When you feel as though you're drowning in a sea of debt, paying off those bills can seem like an insurmountable task. But studies show a few simple changes to the way you approach your finances could help you pay down your debt and start building wealth.

Which Bill Would You Pay First?

Let's say you have four debts. Here's the breakdown:

  • $200,000 mortgage at 3.5% interest (30 years)
  • $20,000 car loan at 4% interest (5 years)
  • $2,000 credit card bill at 18% interest ($80 minimum payment)
  • $200 medical bill at 0% interest (hospital allows $10 monthly payment)

If you had extra money each month, which bill would you tackle first?

If you're looking at your debt from a mathematical perspective, you'd say the credit card bill since it has the highest interest rate. But, studies show paying off that bill first could be a mistake. Instead, you should tackle the medical bill first because it's the smallest.

The Psychology of Money

Paying off debt isn't just about math--it's about your behavior. So it's important to understand the psychology behind spending.

A 2015 study published in the Journal of Marketing Research examined which approach helps people pay off debt the fastest.
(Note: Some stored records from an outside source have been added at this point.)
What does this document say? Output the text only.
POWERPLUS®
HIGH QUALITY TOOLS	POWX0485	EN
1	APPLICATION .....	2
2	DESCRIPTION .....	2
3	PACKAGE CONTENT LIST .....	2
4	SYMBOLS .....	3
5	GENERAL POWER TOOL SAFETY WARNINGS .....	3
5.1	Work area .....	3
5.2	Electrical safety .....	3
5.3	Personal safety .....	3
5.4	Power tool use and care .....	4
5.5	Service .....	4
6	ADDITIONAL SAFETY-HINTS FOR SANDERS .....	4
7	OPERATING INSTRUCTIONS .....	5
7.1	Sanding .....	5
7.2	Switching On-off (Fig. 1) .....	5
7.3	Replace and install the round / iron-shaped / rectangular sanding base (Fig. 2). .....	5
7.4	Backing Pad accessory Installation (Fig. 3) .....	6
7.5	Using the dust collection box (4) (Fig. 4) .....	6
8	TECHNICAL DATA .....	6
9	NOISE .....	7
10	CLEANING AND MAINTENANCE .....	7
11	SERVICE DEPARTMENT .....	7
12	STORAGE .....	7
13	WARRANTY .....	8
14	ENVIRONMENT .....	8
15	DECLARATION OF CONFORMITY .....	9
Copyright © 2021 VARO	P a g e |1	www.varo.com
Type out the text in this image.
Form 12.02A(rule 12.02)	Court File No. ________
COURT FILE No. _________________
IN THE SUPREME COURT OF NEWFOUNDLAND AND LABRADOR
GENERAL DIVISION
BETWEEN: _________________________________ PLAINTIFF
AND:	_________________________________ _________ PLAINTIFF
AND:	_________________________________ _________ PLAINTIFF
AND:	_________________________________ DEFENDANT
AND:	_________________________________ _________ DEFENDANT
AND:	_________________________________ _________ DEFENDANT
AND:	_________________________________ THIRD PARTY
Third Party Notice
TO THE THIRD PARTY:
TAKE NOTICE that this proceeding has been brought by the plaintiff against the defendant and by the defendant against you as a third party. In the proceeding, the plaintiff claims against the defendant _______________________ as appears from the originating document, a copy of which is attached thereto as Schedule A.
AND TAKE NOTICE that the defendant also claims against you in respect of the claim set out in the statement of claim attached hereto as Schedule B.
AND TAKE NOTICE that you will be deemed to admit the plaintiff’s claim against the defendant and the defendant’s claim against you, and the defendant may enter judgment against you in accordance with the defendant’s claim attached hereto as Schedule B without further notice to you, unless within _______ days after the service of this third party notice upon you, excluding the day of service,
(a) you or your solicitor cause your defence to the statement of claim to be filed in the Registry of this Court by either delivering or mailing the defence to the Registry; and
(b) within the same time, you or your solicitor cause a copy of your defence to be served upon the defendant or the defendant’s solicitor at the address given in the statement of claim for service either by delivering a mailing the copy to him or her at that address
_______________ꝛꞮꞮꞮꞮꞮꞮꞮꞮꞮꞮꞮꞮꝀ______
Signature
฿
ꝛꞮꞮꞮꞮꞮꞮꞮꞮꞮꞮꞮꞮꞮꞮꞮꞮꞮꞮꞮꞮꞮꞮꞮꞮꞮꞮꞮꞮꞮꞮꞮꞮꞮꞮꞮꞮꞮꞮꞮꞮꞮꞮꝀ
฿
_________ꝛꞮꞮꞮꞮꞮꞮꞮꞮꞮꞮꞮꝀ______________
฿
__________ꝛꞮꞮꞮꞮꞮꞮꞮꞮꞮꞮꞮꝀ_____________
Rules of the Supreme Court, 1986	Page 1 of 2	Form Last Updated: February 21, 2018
Researchers discovered motivation was the key to debt elimination. As participants experienced small successes, they gained momentum in their efforts to pay off their next bill.

Paying off your debts smallest to largest--regardless of interest rate or terms--could help you gain confidence in your ability to pay off your bills. With each debt you eliminate, you'll be more motivated to tackle the next one.

Self-Control and Spending

According to NerdWallet, the average U.S. household consumer debt profile looks like this:

  • Student loan- $48,986
  • Mortgage loan - $171775,584
  • Credit card debt - $15,310
  • Auto loans - $27,188

They estimate the average U.S. household with debt owes $132,086.

A multitude of bills makes debt seem insurmountable. And when things get overwhelming, it's hard to see how applying that extra $20 or $50 toward your debt is going to help you get ahead. So you'll be more likely to splurge on dinner or concert tickets, rather than use it to pay down debt.

Just like any other major task--whether it's losing 100 pounds or earning a million dollars--you need to break debt down into smaller, more manageable chunks.

When you see your efforts are working, you'll keep going. And slowly but surely, you'll pay off your debt much faster than you would if you tackle the highest interest loan or the biggest debt first.

So start paying off your bills smallest to largest. As each debt gets eliminated, you'll be more motivated to pay off the next bill.

Getting out of debt takes mental strength. And the best way to build that strength, is to start changing your habits, one small step at a time. You'll be less likely to splurge and more likely to pay down the debt when you start seeing measurable results.